MK2 was founded by the legendary French producer/distributor Marin Karmitz, with his son Nathanael Karmitz taking over the business in 2005. In 2012 the company suffered from four costly box office failures (including “On the Road”, by Walter Salles, and “Like Someone in Love”, by Abbas Kiarostami) and switched focus to its cinema and catalogue of around 500 titles. At this year’s Cannes Film Festival, though, the company was once again ubiquitous, handling distribution of the award-winning “Mommy” by Xavier Dolan.
The main hope for MK2 is that Spain will pull out of the crippling recession that has devastated the country’s economy and caused mass youth unemployment. The question was put directly to Karmitz in the Le Figaro interview:
Spaniards are deserting cinemas. Does that not scare you?

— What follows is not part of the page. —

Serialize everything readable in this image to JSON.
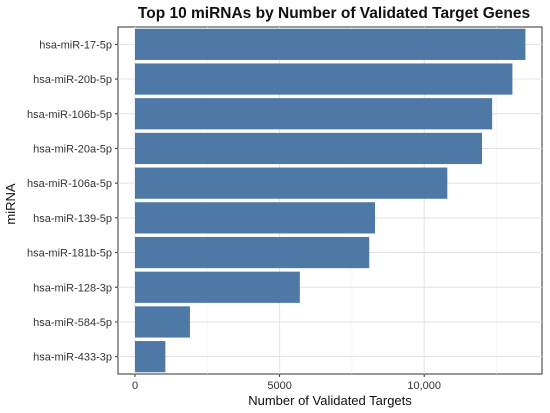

I believe in the economic recovery of Spain. Since the beginning of the year, the Spaniards have returned en masse to the movies with the comedy Welcome to the Sticks : Ocho Apellidos Vascos . Fortunately, because the market is bloodless. In the early 1980s, developers built shopping malls with a vengeance and everywhere they are implementing cinemas. They built rooms regardless of the population. As there are too many, the curve attendance is inversely proportional to the number of cinemas! The coup de grace was delivered two years ago, when the government tripled the tax on tickets cinema, from 9% to 21%. The consequences were catastrophic. The market fell 30%. More willing to give the public going to the movies, I’ll export our concepts program films in VO [version original – i.e. film shown in the original language and subtitled], start sessions MK2 philosophy, workshops, children’s events in gorgeous places like the Drive-in at the Grand Palais. Of course, I will take into account local habits: in Spain, the first session is at 15:00 o’clock (against 9:00 o’clock in France) and those midnight shows are often full.
But it is hard to see how Cinesur will have more success by switching from screening Spanish-dubbed versions of “Maleficent” to English-language versions. What helped drive the deal was the investment of 15 million euro early this year by a venture capital fund, with an aim of expanding MK2 outside of its Paris base into the rest of France.

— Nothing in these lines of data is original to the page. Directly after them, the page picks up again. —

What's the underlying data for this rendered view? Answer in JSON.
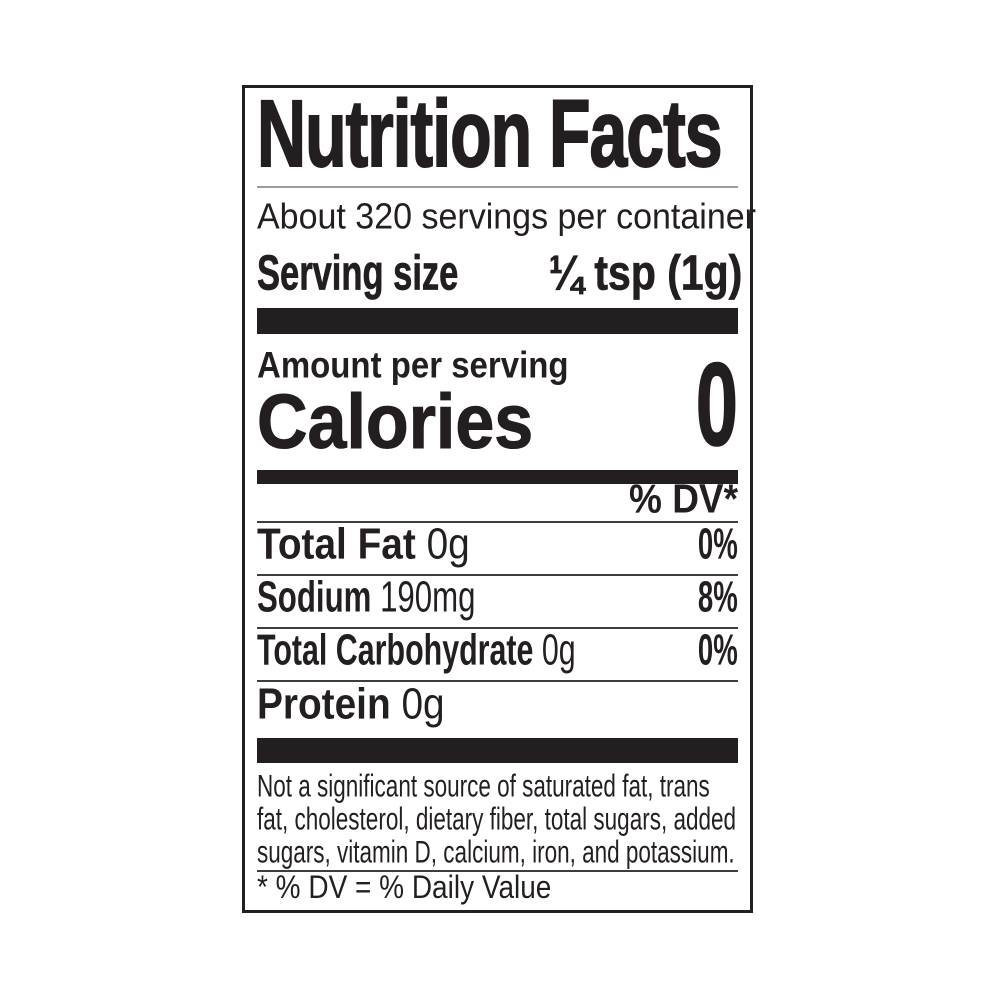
{
  "colors": {
    "ink": "#231f20",
    "background": "#ffffff",
    "rule_light": "#9b9b9b",
    "rule": "#3d3d3d"
  },
  "label": {
    "title": "Nutrition Facts",
    "servings_per_container": "About 320 servings per container",
    "serving_size": {
      "label": "Serving size",
      "value": "¼ tsp (1g)"
    },
    "amount_per_serving": "Amount per serving",
    "calories": {
      "label": "Calories",
      "value": "0"
    },
    "dv_header": "% DV*",
    "nutrients": [
      {
        "name": "Total Fat",
        "amount": "0g",
        "dv": "0%"
      },
      {
        "name": "Sodium",
        "amount": "190mg",
        "dv": "8%"
      },
      {
        "name": "Total Carbohydrate",
        "amount": "0g",
        "dv": "0%"
      },
      {
        "name": "Protein",
        "amount": "0g",
        "dv": ""
      }
    ],
    "disclaimer": "Not a significant source of saturated fat, trans fat, cholesterol, dietary fiber, total sugars, added sugars, vitamin D, calcium, iron, and potassium.",
    "disclaimer_lines": [
      "Not a significant source of saturated fat, trans",
      "fat, cholesterol, dietary fiber, total sugars, added",
      "sugars, vitamin D, calcium, iron, and potassium."
    ],
    "footnote": "* % DV = % Daily Value"
  }
}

Yet in-organic growth is difficult and there are fewer merger opportunities than in the US, with less obvious partners or acquisition targets.
Picking off individual local cinemas involves too much effort and there were no obvious candidate exhibitors in Germany or UK (Apollo would have been a good match, but Vue got to it first), while Italy is best steered clear off. This price was right and cheaper than what Cineworld was looking to pay, so Cinesur might thus have been the least bad option for a relatively small operator in France looking to grow fast.